Find the locus of a point which moves so that the perpendiculars drawn from it to the two straight lines 3x-4y+10 =0 and 5x-12y-10=0 are equal.

Answer 1

Let that point be (h,k) such that  the perpendiculars drawn from it to the two straight lines 3 x-4 y+10 =0 and 5 x-12 y-10=0 are equal.

Length of perpendicular from point (p,q) to line a x + b y + c=0 is given by

   = $\frac{a p + b q + c}{\sqrt{a^2+b^2}}$

So, if you Convert the above condition to find the locus of point (p,q)

→ $\frac{ 3 p - 4 q + 10}{\sqrt{3^2+ 4^2}}=\pm \frac{5 p - 12 q -10}{\sqrt{5^2+12^2}}\\\\ 13 (3 p - 4 q + 10)= 5 (5 p - 12 q - 10)$ Or→ 13 (3 p - 4 q + 10)= -5 (5 p - 12 q - 10)
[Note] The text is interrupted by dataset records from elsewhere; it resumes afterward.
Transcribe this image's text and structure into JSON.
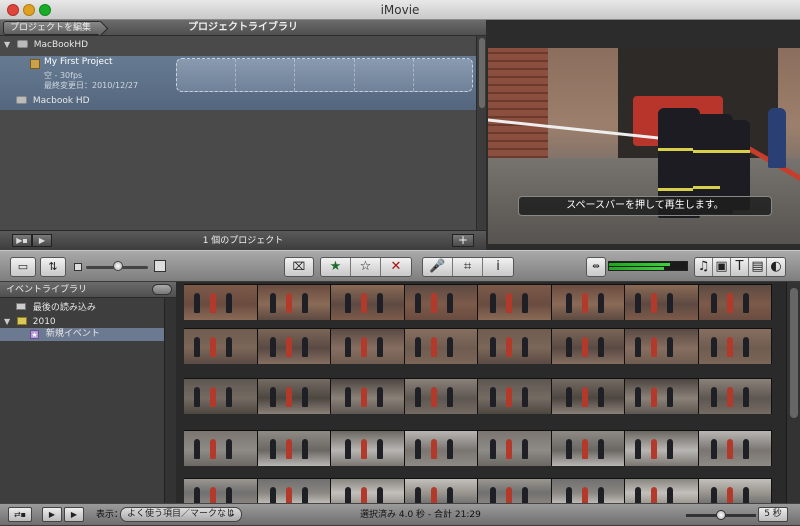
{
  "window": {
    "title": "iMovie"
  },
  "project_pane": {
    "edit_button": "プロジェクトを編集",
    "title": "プロジェクトライブラリ",
    "drives": [
      {
        "label": "MacBookHD",
        "icon": "computer-icon"
      },
      {
        "label": "Macbook HD",
        "icon": "drive-icon"
      }
    ],
    "project": {
      "name": "My First Project",
      "info": "空 - 30fps",
      "modified": "最終変更日：2010/12/27"
    },
    "footer_count": "1 個のプロジェクト",
    "add_label": "+"
  },
  "viewer": {
    "caption": "スペースバーを押して再生します。"
  },
  "toolbar": {
    "camera_icon": "camera-import-icon",
    "rotate_icon": "rotate-icon",
    "favorite": "★",
    "unmark": "☆",
    "reject": "✕",
    "voiceover": "mic-icon",
    "crop": "crop-icon",
    "info": "i",
    "media_buttons": [
      "♫",
      "▣",
      "T",
      "▤",
      "◐"
    ],
    "audio_level_a": 0.78,
    "audio_level_b": 0.71,
    "accent_green": "#1f6b2f"
  },
  "event_pane": {
    "title": "イベントライブラリ",
    "items": [
      {
        "label": "最後の読み込み"
      },
      {
        "label": "2010"
      },
      {
        "label": "新規イベント"
      }
    ]
  },
  "bottombar": {
    "show_label": "表示：",
    "filter_value": "よく使う項目／マークなし",
    "status": "選択済み 4.0 秒 - 合計 21:29",
    "duration": "5 秒"
  }
}
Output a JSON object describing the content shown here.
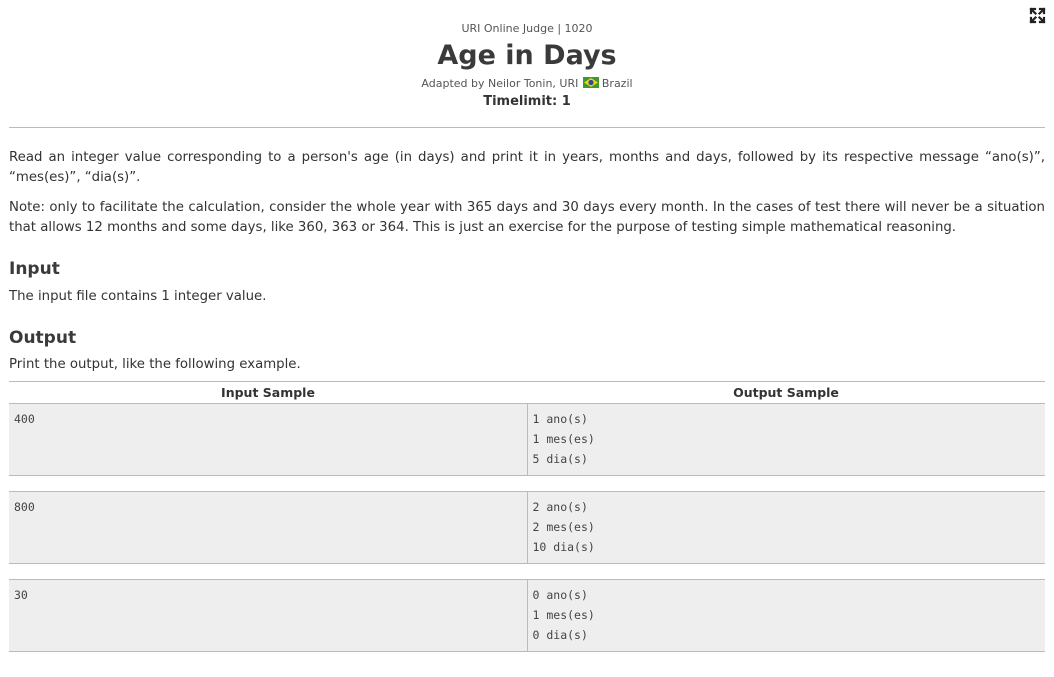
{
  "header": {
    "judge": "URI Online Judge | 1020",
    "title": "Age in Days",
    "author_prefix": "Adapted by Neilor Tonin, URI",
    "country": "Brazil",
    "timelimit": "Timelimit: 1",
    "colors": {
      "flag_green": "#3e9a2a",
      "flag_yellow": "#f2d21b",
      "flag_blue": "#2a4f9c"
    }
  },
  "description": {
    "p1": "Read an integer value corresponding to a person's age (in days) and print it in years, months and days, followed by its respective message “ano(s)”, “mes(es)”, “dia(s)”.",
    "p2": "Note: only to facilitate the calculation, consider the whole year with 365 days and 30 days every month. In the cases of test there will never be a situation that allows 12 months and some days, like 360, 363 or 364. This is just an exercise for the purpose of testing simple mathematical reasoning."
  },
  "input": {
    "heading": "Input",
    "text": "The input file contains 1 integer value."
  },
  "output": {
    "heading": "Output",
    "text": "Print the output, like the following example."
  },
  "samples": {
    "input_header": "Input Sample",
    "output_header": "Output Sample",
    "rows": [
      {
        "input": "400",
        "output": [
          "1 ano(s)",
          "1 mes(es)",
          "5 dia(s)"
        ]
      },
      {
        "input": "800",
        "output": [
          "2 ano(s)",
          "2 mes(es)",
          "10 dia(s)"
        ]
      },
      {
        "input": "30",
        "output": [
          "0 ano(s)",
          "1 mes(es)",
          "0 dia(s)"
        ]
      }
    ]
  },
  "icons": {
    "expand": "expand-arrows-icon",
    "flag": "brazil-flag-icon"
  }
}
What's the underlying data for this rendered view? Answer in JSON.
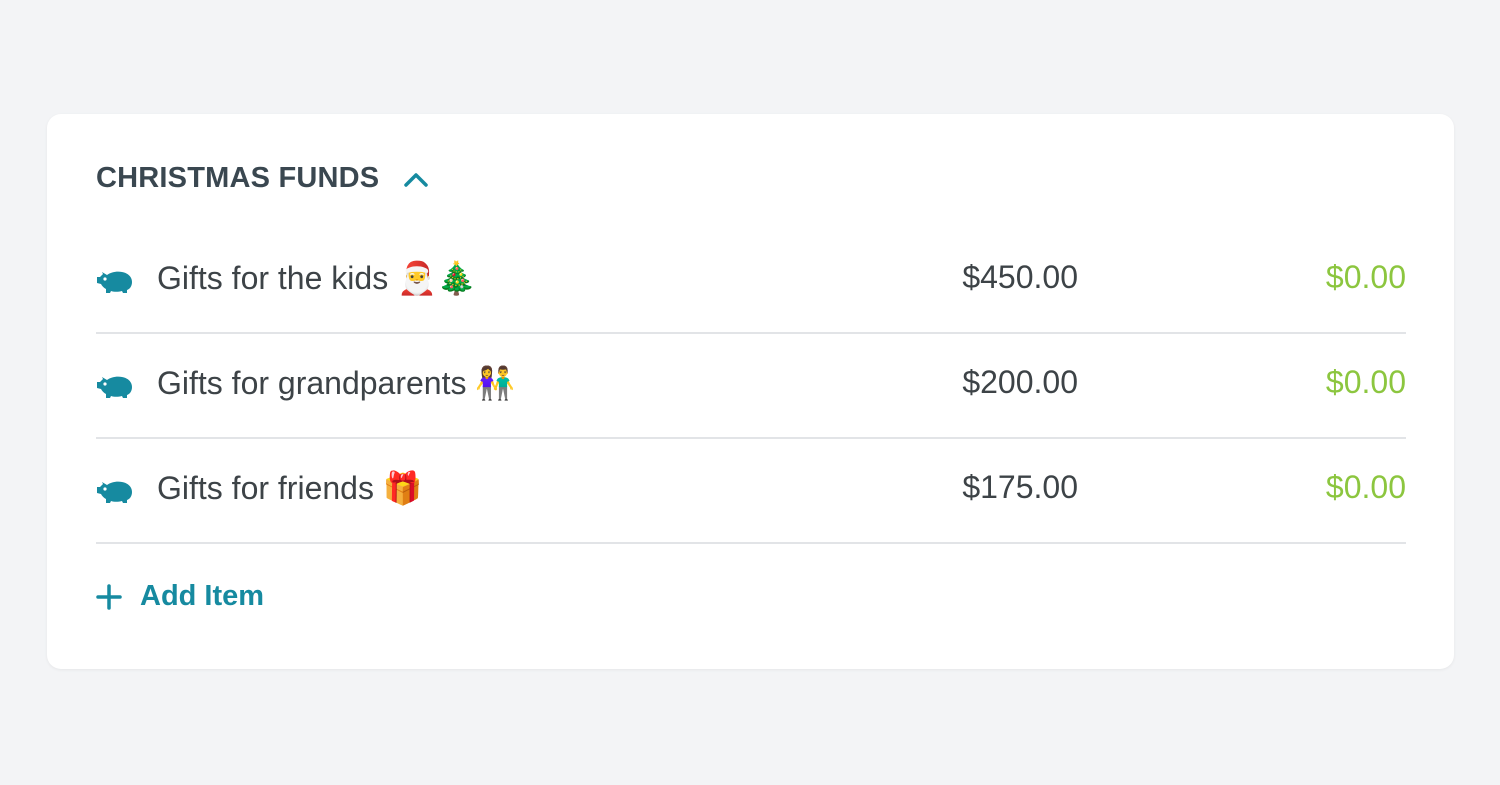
{
  "colors": {
    "accent": "#168aa0",
    "positive": "#8cc63f",
    "text": "#3d4347",
    "title": "#3a4750"
  },
  "group": {
    "title": "CHRISTMAS FUNDS",
    "toggle_icon": "chevron-up-icon"
  },
  "items": [
    {
      "icon": "piggy-bank-icon",
      "name": "Gifts for the kids 🎅🎄",
      "budgeted": "$450.00",
      "remaining": "$0.00"
    },
    {
      "icon": "piggy-bank-icon",
      "name": "Gifts for grandparents 👫",
      "budgeted": "$200.00",
      "remaining": "$0.00"
    },
    {
      "icon": "piggy-bank-icon",
      "name": "Gifts for friends 🎁",
      "budgeted": "$175.00",
      "remaining": "$0.00"
    }
  ],
  "add_item": {
    "icon": "plus-icon",
    "label": "Add Item"
  }
}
→39 p - 52 q + 130 = 25 p - 60 q - 50 Or 39 p - 52 q + 130 = -25 p + 60 q + 50

→ 39 p - 25 p - 52 q + 60 q + 130 + 50=0 or  39 p +25 p - 52 q - 60 q + 130 - 50=0

→ 14 p + 8 q + 180=0 or 64 p - 112 q + 80=0

→ 2×(7 p + 4 q +90) =0  or →16×(4 p - 7 q + 5)=0

→ 7 p + 4 q +90=0 ∨ 4 p - 7 q + 5=0→→Locus of point (p,q)  so that the perpendiculars drawn from it to the two straight lines 3x-4y+10 =0 and 5x-12y-10=0 are equal.